In this issue of Annals of Laboratory Medicine, Cho, et al. [6] propose a strategy for evaluating the quality of laboratory results suitable for big data research. They analyzed more than 30,000 external quality assessment (EQA) results for seven test items, using commutable frozen human serum pools in the Korean Association of External Quality Assessment Service (KEQAS) program [7]. EQA results from the accuracy-based proficiency testing program, such as HbA1c, creatinine, total cholesterol, and triglyceride, were compared with target values measured using the reference measurement procedure used in certified reference laboratories. EQA results of alpha-fetoprotein and prostate-specific antigen with relevant international standards were compared with mean peer group values. EQA results of cardiac troponin I (cTnI), for which harmonization was still ongoing, were compared with an all-method mean value. The acceptance rates of the EQA results of the seven test items were only 67.5%–100%, 42.9%–100%, and 22.9%–99.5% within the minimum, desirable, and optimum criteria, respectively. The EQA results from the KEQAS participants exhibited significant differences according to the quality grade based on the total error. For example, the mean percentage bias for cTnI results within the optimum, desirable, minimum, and unacceptable criteria was 4.4%, 6.5%, 7.2%, and 46.0%, respectively. Cho, et al. [6] concluded that even test results that passed the EQA acceptance criteria did not guarantee the quality for inclusion in big data. Thus, when constructing laboratory big data, data quality should be evaluated and poor quality data excluded.
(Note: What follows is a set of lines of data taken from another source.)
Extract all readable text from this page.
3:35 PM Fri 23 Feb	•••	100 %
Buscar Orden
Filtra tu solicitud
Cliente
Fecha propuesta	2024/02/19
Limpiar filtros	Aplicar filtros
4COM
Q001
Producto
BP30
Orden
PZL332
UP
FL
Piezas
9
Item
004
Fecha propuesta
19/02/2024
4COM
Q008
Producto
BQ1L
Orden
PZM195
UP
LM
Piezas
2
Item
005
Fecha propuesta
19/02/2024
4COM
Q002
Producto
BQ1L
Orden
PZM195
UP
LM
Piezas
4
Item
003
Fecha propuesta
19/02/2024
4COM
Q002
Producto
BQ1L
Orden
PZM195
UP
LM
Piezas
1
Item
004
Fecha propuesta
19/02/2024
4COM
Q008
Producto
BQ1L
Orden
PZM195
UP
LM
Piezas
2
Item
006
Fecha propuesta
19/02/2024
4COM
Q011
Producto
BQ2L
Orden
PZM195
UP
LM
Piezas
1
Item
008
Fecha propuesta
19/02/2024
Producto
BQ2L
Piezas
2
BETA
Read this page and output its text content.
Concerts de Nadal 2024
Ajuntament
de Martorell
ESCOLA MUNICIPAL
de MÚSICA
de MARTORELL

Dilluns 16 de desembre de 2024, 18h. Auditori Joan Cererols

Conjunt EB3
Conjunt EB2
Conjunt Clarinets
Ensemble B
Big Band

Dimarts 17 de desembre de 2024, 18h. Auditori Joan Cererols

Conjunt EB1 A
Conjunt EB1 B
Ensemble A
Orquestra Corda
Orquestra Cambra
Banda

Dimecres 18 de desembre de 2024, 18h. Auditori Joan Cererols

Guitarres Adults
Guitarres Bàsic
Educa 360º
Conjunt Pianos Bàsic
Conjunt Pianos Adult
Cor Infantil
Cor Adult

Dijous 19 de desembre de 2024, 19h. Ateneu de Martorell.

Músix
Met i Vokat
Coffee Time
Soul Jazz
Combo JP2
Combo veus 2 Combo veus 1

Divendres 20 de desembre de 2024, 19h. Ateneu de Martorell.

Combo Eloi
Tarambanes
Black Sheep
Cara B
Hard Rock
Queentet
Although Cho, et al. [6] did not suggest a detailed evaluation protocol, they highlighted the necessity of evaluating data quality and established a new evaluation model using EQA data. As EQA can only guarantee a laboratory’s performance at a given point in time and big data in healthcare include longitudinal patient records, accumulated EQA results from each laboratory must be analyzed to determine whether they can be included in big data analysis [5]. Further evaluation of other test items is warranted.
In summary, Cho, et al. [6] showed that participants’ EQA results can be used to evaluate laboratory data as a surrogate for real laboratory data. As specialists of laboratory medicine, we should continue to develop appropriate methods for research-level laboratory data quality assessment in the big data era.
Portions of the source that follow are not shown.